Analysts had predicted adjusted profit in the quarter would be $1.56 a share, based on the average of 23 estimates (FDX:US) compiled by Bloomberg. They already had lowered their projections from earlier in the year. The average for the quarter was $1.70 a share prior to FedEx’s outlook statement in June.
Profit was $1.46 a share in the year-earlier quarter, FedEx said today. Additional information will be released in a quarterly earnings report on Sept. 18, according to FedEx, which said it hasn’t closed the books on the period.
The slowdown may add urgency to cost-cutting efforts that include a voluntary buyout program and the grounding of some older, less-efficient cargo planes.
Buyouts will be focused on staff employees at FedEx Express and FedEx Services, which operates combined sales, marketing, administrative and technology functions across other businesses. Shea Leordeanu, a spokeswoman, said last month that FedEx hadn’t decided how many workers will need to accept offers and expects to release more details at an Oct. 9-10 investor conference.
In June, FedEx said it was retiring 24 jet freighters and 43 older engines to better match shipping volumes. The company also has said it expects to retire 21 Boeing Co. (BA:US) 727s this fiscal year.
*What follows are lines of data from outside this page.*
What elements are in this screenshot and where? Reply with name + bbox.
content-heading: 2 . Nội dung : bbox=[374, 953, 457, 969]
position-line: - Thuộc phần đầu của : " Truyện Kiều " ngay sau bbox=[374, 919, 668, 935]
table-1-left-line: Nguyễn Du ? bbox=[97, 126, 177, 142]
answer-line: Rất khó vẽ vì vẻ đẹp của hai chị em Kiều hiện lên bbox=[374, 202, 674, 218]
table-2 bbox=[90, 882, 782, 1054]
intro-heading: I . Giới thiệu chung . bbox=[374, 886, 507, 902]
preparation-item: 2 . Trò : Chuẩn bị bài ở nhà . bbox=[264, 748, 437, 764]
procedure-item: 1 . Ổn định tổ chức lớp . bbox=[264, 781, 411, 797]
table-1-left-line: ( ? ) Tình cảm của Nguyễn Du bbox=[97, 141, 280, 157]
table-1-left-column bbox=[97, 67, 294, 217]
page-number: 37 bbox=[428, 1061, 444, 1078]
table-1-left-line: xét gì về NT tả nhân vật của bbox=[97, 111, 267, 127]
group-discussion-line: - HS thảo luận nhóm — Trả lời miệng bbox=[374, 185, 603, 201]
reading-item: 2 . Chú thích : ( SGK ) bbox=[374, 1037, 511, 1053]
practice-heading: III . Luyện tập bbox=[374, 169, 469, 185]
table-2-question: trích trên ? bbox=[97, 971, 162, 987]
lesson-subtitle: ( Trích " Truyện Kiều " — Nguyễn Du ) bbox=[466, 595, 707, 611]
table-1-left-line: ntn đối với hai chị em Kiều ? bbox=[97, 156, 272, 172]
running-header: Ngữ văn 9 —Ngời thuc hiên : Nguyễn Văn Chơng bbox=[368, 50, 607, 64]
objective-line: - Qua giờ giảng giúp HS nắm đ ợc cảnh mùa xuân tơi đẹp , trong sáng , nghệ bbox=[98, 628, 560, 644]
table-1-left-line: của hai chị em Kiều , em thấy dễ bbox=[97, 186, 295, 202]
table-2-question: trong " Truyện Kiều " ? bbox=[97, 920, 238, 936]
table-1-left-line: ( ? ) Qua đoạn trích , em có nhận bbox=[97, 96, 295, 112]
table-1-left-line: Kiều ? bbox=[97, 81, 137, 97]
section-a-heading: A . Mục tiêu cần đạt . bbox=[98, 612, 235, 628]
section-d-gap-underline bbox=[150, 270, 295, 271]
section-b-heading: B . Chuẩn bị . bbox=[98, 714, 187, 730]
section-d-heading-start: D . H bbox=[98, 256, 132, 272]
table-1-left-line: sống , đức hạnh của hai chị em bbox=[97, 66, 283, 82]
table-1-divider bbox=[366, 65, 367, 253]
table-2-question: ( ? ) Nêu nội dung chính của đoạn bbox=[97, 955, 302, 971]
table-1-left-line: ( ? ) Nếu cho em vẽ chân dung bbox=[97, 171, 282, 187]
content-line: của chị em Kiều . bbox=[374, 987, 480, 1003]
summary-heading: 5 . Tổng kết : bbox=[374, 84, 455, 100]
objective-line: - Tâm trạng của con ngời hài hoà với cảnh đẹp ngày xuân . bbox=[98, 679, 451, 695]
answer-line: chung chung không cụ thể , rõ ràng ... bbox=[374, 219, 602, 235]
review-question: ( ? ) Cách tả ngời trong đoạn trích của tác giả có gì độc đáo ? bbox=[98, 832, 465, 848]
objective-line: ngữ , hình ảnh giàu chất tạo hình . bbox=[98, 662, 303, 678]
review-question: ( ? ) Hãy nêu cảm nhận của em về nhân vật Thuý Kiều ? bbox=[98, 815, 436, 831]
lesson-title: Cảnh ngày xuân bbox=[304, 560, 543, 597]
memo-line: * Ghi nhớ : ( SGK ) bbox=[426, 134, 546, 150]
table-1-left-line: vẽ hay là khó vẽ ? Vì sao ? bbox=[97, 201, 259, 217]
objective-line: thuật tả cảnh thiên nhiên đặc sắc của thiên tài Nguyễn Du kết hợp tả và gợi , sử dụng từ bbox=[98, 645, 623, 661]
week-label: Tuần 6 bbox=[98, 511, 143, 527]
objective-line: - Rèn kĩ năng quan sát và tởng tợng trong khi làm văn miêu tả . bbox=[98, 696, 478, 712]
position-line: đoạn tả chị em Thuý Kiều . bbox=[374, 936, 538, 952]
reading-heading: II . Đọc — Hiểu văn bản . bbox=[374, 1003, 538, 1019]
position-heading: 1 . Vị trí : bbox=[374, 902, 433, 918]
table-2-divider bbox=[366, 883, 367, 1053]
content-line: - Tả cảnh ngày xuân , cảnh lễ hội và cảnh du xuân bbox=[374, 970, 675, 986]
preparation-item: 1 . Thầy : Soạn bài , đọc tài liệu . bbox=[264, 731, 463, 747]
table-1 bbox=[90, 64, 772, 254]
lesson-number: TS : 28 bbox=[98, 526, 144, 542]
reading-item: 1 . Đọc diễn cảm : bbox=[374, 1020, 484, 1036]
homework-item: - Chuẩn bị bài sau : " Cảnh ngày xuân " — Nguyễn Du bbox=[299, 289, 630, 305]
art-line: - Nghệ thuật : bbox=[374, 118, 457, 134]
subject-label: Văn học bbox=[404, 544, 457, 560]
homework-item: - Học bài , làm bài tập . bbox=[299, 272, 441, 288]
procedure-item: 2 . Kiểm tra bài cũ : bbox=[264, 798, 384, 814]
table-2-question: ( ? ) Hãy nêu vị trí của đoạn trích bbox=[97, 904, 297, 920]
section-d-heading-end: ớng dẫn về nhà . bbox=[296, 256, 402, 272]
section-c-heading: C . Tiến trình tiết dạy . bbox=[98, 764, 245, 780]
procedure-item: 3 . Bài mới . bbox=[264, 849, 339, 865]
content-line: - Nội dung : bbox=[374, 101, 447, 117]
Those planes will be replaced with Boeing 767-300 and 757-200 aircraft that are more fuel efficient and carry lower operating costs, FedEx said.
Restructuring the express business may remove $200 million to $900 million in costs, Hatfield said in an interview, citing analysts’ estimates.
That pullback is more significant for FedEx’s finances “in the short to medium term” than changes in earnings forecasts because of the economy, said Hatfield, who has a strong buy rating (FDX:US) on the shares.
The company said in June that it expected U.S. economic growth of 2.2 percent for the fiscal year that ends May 31, down from a projection of 2.3 percent given in December 2011.